赤ちゃんがこっちを向くのを待ってからボタンを押そうなんて思ってはいけません。指が画面をタップする頃には、天井の扇風機をじっと見つめるために頭をそらしているか、せっかくの素敵な濃い色のセーターにミルクを吐き戻していることでしょう。スマホの「バースト(連写)モード」を使うか、「Live Photos」をオンにするのが鉄則です。

私は窓からの光を自分の影で遮らないように注意しながら、彼の上に覆いかぶさるように立ち、カメラレンズのすぐ横でプラスチックの計量スプーンをカチャカチャ振って気を引きながら、ひたすらシャッターボタンを長押ししました。30秒間で撮った写真はなんと74枚。その中で使えそうなものはたった1枚だけでしたが、必要なのはその1枚だけなんです。

写真を印刷する

スマホの無料アプリを使って、一般的なL判(4x6)サイズのコラージュ写真にフォーマットし、コンビニや薬局のプリント機で数十円で印刷したら、あとはハサミで切り取るだけです。

これで完了です。書類仕事で必要以上にストレスをためないでくださいね。一番大変なのは「泣かせずにカメラの方を向かせること」で、それがクリアできれば、もう家族旅行の準備は半分終わったようなものです。あなたならきっとできますよ!

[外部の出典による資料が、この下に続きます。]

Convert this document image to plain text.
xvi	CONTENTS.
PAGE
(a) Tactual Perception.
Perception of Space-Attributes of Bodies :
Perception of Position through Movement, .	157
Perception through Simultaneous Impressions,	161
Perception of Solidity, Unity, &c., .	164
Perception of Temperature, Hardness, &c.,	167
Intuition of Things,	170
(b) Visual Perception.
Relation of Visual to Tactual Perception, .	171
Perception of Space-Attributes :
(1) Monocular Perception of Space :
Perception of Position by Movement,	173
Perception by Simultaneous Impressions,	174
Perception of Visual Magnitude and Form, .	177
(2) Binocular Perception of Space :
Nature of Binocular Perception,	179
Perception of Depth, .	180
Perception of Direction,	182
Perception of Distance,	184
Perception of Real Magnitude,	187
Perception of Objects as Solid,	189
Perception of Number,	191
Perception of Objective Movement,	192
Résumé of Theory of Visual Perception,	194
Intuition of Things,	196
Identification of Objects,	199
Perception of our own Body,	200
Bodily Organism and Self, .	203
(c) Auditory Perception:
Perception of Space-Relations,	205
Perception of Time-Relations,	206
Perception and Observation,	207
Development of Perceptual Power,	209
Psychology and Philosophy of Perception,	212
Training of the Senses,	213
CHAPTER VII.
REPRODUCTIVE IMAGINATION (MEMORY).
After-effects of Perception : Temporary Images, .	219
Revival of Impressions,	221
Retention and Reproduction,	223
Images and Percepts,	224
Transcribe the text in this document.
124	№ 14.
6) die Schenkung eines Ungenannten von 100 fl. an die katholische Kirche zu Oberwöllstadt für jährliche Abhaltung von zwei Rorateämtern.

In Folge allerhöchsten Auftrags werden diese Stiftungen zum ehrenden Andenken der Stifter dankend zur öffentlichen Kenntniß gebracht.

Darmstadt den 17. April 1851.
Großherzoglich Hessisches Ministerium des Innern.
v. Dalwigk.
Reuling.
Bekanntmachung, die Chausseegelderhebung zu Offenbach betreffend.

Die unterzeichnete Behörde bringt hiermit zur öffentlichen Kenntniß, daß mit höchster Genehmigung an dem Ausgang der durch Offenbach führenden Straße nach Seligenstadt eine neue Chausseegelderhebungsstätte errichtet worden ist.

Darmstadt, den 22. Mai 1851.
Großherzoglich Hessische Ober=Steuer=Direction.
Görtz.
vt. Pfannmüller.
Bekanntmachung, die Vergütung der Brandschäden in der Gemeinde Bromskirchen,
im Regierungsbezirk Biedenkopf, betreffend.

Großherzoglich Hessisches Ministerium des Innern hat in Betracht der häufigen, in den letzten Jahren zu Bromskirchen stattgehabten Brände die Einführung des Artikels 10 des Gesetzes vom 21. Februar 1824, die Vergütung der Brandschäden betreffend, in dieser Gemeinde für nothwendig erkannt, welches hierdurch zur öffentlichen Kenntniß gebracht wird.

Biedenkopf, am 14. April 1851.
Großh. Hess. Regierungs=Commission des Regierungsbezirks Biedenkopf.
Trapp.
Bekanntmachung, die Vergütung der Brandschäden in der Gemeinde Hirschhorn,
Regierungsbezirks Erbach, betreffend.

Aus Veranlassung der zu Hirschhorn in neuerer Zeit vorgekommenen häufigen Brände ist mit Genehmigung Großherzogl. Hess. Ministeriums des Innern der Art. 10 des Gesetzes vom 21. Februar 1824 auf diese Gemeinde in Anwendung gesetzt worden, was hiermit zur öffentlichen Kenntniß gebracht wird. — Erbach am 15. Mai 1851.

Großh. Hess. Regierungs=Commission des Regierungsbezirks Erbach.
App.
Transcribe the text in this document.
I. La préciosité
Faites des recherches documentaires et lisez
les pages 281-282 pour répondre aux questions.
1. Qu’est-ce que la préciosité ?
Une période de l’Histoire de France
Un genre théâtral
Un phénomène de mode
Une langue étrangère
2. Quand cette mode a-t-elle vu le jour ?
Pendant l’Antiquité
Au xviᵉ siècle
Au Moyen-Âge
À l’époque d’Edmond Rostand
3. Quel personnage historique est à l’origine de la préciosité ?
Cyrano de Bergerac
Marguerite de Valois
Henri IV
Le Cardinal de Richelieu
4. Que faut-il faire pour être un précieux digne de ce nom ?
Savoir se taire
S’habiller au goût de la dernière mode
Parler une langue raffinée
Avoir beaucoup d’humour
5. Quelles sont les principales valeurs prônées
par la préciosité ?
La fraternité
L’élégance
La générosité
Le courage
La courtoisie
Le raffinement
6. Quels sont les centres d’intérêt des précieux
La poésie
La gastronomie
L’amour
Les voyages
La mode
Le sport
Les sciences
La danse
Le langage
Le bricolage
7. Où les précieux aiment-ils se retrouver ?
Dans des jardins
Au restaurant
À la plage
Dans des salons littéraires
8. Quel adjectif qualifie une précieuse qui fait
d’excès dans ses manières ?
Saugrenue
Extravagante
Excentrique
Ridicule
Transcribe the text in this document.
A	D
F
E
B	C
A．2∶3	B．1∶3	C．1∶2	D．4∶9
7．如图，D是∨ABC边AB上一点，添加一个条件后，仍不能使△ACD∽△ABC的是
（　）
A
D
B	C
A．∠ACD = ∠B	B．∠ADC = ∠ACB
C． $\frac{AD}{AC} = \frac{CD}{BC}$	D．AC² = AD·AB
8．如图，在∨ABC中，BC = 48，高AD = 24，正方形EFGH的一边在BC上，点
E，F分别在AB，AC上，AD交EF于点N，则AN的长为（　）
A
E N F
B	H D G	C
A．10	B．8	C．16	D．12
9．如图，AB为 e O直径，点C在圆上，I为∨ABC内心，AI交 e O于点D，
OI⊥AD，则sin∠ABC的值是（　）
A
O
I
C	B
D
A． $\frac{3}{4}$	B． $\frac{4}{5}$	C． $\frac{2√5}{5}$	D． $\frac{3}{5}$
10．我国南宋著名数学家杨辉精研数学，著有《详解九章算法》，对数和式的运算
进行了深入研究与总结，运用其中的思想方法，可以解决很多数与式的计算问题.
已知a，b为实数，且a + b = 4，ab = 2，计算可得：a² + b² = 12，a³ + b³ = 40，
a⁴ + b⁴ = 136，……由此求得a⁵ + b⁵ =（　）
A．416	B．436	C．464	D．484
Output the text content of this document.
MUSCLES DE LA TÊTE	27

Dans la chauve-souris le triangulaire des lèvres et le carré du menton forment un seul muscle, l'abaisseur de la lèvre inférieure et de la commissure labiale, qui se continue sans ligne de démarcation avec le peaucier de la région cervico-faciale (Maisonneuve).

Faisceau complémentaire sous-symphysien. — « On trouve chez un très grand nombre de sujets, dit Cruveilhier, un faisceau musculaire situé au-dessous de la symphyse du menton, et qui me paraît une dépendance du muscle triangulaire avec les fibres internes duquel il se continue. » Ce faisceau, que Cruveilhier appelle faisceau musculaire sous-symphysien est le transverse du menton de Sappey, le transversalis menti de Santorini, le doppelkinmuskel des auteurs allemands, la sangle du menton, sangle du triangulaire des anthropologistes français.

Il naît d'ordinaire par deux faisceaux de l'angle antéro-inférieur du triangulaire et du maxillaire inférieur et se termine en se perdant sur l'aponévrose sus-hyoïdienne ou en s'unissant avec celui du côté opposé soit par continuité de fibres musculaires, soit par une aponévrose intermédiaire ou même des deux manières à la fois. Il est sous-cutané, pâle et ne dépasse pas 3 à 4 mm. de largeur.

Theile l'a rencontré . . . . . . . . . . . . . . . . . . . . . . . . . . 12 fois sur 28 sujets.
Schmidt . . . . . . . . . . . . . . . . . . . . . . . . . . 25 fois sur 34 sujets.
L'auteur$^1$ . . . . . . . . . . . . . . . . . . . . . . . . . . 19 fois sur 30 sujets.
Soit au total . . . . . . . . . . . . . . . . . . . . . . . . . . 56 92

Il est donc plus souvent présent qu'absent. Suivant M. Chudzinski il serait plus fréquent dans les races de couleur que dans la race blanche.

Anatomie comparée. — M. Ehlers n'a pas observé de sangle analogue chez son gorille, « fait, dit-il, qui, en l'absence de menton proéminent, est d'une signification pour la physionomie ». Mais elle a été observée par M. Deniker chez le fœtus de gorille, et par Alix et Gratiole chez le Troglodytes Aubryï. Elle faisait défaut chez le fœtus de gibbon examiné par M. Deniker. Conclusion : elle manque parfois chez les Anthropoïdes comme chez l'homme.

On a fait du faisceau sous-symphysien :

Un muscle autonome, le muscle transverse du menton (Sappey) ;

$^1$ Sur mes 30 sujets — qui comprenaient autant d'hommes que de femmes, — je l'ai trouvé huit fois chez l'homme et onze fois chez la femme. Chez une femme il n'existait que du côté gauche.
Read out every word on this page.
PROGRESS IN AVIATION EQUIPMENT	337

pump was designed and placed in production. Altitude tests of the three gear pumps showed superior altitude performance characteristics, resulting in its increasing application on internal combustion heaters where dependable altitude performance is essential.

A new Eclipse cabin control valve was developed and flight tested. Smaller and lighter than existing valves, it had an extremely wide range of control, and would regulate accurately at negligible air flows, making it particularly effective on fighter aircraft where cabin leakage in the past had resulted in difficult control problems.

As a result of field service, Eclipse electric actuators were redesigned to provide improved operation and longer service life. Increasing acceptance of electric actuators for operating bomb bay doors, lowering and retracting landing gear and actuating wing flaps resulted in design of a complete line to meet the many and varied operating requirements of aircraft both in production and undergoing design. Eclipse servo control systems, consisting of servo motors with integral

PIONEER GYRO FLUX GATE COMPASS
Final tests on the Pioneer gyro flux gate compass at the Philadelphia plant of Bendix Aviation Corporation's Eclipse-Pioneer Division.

残りの旅行の準備にとりかかる準備はできましたか?空港のターミナルからホテルの部屋まで、赤ちゃんが快適に、そしてリラックスして過ごせるよう、キアナオのベビーエッセンシャル(必須アイテム)をぜひチェックしてみてください。

このドタバタ劇についてよく聞かれる質問

赤ちゃんの頭の後ろの影は、編集で消しちゃダメ?
絶対にやめてくださいね。パスポートセンターはこの点に関しては本当に容赦ありません。ぼかしツールやAIの画像補正、Photoshopを使って影を消したり赤目を修正したりしたと少しでも疑われたら、申請は即却下です。だからこそ、お部屋の照明をしっかり工夫する必要があるんです。シーツの下に「丸めたタオル」を入れる裏技を使って、あとは自然光の力に任せましょう。

おしゃぶりをしたままでもいいですか?
ダメです。おしゃぶりも、大きくて目立つヘアリボンも、そして帽子も絶対にNGです。うちの長男は生後1年間、ずっとおしゃぶりをくわえて生活していたので、写真撮影のために外させるのは悪夢でした。「1、2の3!」の合図で夫に口からおしゃぶりを引き抜いてもらい、泣き叫び始める前に私が連写で撮りまくるという強硬手段をとりました。

目はしっかり開けていないとダメですか?
新生児や月齢の低い赤ちゃんの場合は、ルールが少しだけ緩くなっています。原則として、目が少し閉じていたり、口が少し開いていたりしても許容されます。でも幼児くらいになると、普通の起きている人間と同じような表情が求められます。生後6ヶ月未満なら、とりあえず「意識がある」状態を目指せば、おそらく大丈夫ですよ。

膝の上に抱っこして写真を撮ってもいいですか?
大人が完全に隠れられるならOKです。手や腕、服の切れ端が少しでもフレームに入ってはいけません。うちのおばあちゃんは「お化けみたいに白いシーツを頭からかぶって、膝の上に抱っこすればいい」なんて笑える提案をしてくれましたが、見えない家具になろうと頑張るより、床に寝かせる方が何倍も簡単です。

郵送した後に写真が却下されたらどうなりますか?
却下された正確な理由(大体はサイズの間違いか、影が入っていることです)が書かれた手紙が届きます。そこから90日以内であれば、申請料を再度支払うことなく新しい写真を再提出できます。ただ、猛烈に面倒くさいですし、パスポートの受け取りが何週間も遅れることになります。だからこそ、50枚くらい写真を撮って、遠慮なく正直に言ってくれる友人に最高の一枚を選んでもらってから印刷することを強くおすすめします。